Last checked for updates: 3/29/2015
The park fees are currently at winter rates and all water to the park has been shut off. They are as follows:
- Camping - $26 / night (electric and sewer) and $13 extra vehicle
- $21 / night (electric) and $11 extra vehicle
- $13 / night (dry camp) and $7 extra vehicle
- Day Use - $7.00 / vehicle
- Cabin - $60 / night
The parks water was shut off and system winterized on October 14.. After October 14th, the parks day use and campground will remain open but with limited amenities.
The boat ramp dock has been put in for the 2015 season but the courtesy dock remains out.

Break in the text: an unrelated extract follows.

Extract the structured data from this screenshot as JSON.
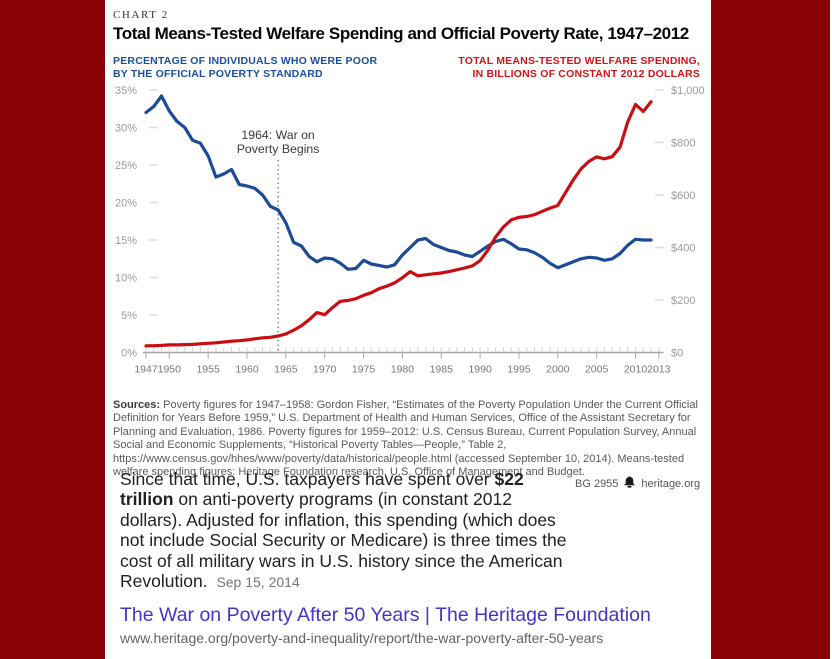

All boaters need to make sure and fill out an AIS Certificate of Decontamination. The certificate must be signed with a current date, and left on the vehicles dashboard. The Certificates are located at te parks entrance gate or by taking the online Mussel-Aware Boater course at wildlife.utah.gov/self certification. The online course is good for the calendar year. All boats, personal water crafts, and any other water craft devices that have been in Lake Powell or Deer Creek in the last 30 days or less need to be decontaminated before launching. If your boat needs to be decontaminated, please contact the park to schedule a time. Please help us insure that Steinaker remains mussel free.
The park is open to OHV camping. You can bring your OHV, to the campground, and ride north on the entrance road to a trailhead that takes you to Dock's Beach and Red Mountain. Docks Beach is a moderate trail as where Red Mountain is more advanced.
Steinaker Reservoir is a large reservoir immediately north of Vernal in northeastern Utah. It is an off-stream impoundment of Ashley Creek, which drains the eastern High Uinta Mountains. A state park at the reservoir provides year-round recreational opportunities.
Steinaker Reservoir is easily accessible from US-191 about four miles north of Vernal. The highway follows the east shore for about a mile. An access road leads across the north end of the reservoir to the state park, which is on the west side of the lake.
In the springtime, shallow-water fishing really perks up once the water temperatures get around 55 to 60 degrees for bass and bluegill, and from ice-off to about 60 degrees for rainbow trout. The fall is another 'hot' time for trout, when the water cools down once again.
During the summer, bass, trout and sunfish all seek out cooler waters, so anglers need to fish deeper.
For bass and bluegill, especially in the spring, try fishing in the shallow waters in and around the submerged vegetation. For rainbow trout, fish just outside the weeds, or in roughly 10 to 15 feet of water or more. Rainbows may be in shallower waters, but it's too easy to catch vegetation when trolling. These tips, in fact, apply to many waters in Utah.
Casting into openings in or near areas with submerged vegetation is usually very productive, especially for bass and bluegill.